On Tuesday, technology investors welcomed news of the exemptions, pushing an index of chip stocks up 3.1%, while shares of Apple (AAPL.O) surged more than 5% and the Dow Jones Industrial Average rose more than 500 points.
The exemptions, combined with renewed talks with China, suggest Trump may be willing to compromise.
In a sign the administration may be expecting something in return, Trump tweeted on Tuesday: “As usual, China said they were going to be buying “big” from our great American Farmers. So far they have not done what they said. Maybe this will be different!” Trump tweeted.
Other products that will have tariffs delayed until Dec. 15 include “computers, video game consoles, certain toys, computer monitors, and certain items of footwear and clothing,” the USTR said in a statement.
The Retail Industry Leaders Association said “removing some products from the list and delaying additional 10% tariffs on other products, such as toys, consumer electronics, apparel and footwear, until Dec. 15 is welcomed news as it will mitigate some pain for consumers through the holiday season.”
The 21-page-list of products that won’t get hit with tariffs until December includes baby monitors and strollers, microwaves, instant print cameras, doorbells, high chairs, musical instruments, ketchup dispensers, baby diapers, fireworks, sleeping bags, nativity scenes, fishing reels, paint rollers and food products.
USTR is still moving forward with tariffs on Sept. 1 on many products such as live animals, dairy products, skis, golf balls, contact lenses, motorcycle engines, lithium ion batteries, snowblowers and various types of steel.
A separate group of products will also be exempt altogether, “based on health, safety, national security and other factors,” it added.
The announcement comes amid growing concerns about a global slowdown.
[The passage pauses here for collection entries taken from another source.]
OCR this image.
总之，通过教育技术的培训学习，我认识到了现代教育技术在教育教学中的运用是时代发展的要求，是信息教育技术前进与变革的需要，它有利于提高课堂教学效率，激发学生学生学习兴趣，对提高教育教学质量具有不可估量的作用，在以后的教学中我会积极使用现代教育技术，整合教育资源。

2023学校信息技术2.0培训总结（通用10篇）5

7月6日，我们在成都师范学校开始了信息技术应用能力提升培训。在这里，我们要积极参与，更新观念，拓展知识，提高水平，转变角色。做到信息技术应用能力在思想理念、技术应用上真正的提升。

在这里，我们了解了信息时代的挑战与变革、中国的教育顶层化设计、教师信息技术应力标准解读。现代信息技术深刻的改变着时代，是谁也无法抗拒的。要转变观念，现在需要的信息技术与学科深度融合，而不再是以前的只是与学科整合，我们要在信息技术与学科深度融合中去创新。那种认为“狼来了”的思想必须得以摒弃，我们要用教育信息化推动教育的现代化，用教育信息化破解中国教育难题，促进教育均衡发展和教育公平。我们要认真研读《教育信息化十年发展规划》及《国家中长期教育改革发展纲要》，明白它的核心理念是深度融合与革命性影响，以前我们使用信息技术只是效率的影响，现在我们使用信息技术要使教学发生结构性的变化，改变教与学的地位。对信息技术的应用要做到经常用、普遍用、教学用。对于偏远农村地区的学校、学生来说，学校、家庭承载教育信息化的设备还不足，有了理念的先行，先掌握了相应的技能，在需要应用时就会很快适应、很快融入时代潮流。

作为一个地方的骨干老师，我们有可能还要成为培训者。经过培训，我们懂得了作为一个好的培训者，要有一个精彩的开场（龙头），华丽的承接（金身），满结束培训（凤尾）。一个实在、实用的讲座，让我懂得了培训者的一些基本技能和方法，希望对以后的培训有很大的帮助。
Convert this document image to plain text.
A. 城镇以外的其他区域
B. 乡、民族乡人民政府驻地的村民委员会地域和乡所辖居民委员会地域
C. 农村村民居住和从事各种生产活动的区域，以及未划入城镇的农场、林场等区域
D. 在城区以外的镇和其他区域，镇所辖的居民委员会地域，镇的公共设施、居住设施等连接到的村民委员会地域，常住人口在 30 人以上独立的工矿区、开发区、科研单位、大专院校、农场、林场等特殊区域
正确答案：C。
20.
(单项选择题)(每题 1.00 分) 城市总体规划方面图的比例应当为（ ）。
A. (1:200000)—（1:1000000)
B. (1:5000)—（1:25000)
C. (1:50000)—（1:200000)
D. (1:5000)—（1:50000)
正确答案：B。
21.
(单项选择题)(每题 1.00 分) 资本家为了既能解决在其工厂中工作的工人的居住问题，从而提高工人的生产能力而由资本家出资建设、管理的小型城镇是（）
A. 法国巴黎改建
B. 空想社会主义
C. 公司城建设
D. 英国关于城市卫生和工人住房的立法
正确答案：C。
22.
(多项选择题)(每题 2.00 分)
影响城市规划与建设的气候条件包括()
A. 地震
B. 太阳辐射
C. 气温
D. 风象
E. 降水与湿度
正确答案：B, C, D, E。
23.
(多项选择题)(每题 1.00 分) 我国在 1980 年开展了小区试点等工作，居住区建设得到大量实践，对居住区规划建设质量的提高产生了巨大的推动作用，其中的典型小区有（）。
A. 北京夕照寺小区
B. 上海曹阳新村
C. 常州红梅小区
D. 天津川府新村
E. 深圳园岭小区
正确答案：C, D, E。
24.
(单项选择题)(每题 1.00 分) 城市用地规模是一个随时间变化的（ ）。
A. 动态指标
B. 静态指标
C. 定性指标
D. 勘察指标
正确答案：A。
Goldman Sachs said on Sunday fears of the U.S.-China trade war leading to a recession are increasing and that Goldman no longer expects a trade deal between the world’s two largest economies before the 2020 U.S. presidential election.
Cell phones, laptop and tablet computers, toys and video game controllers were among the top four product categories in the proposed $300 billion list of products targeted by the latest 10% tariff. These products accounted for a combined $98 billion of Chinese imports in 2018, according to a Reuters analysis of U.S. Census bureau data.
Trump has also personally criticized Chinese President Xi Jinping for failing to do more to stem sales of the synthetic opioid fentanyl amid an opioid overdosing crisis in the United States.
The USTR office plans to conduct an exclusion process for products subject to the additional tariff.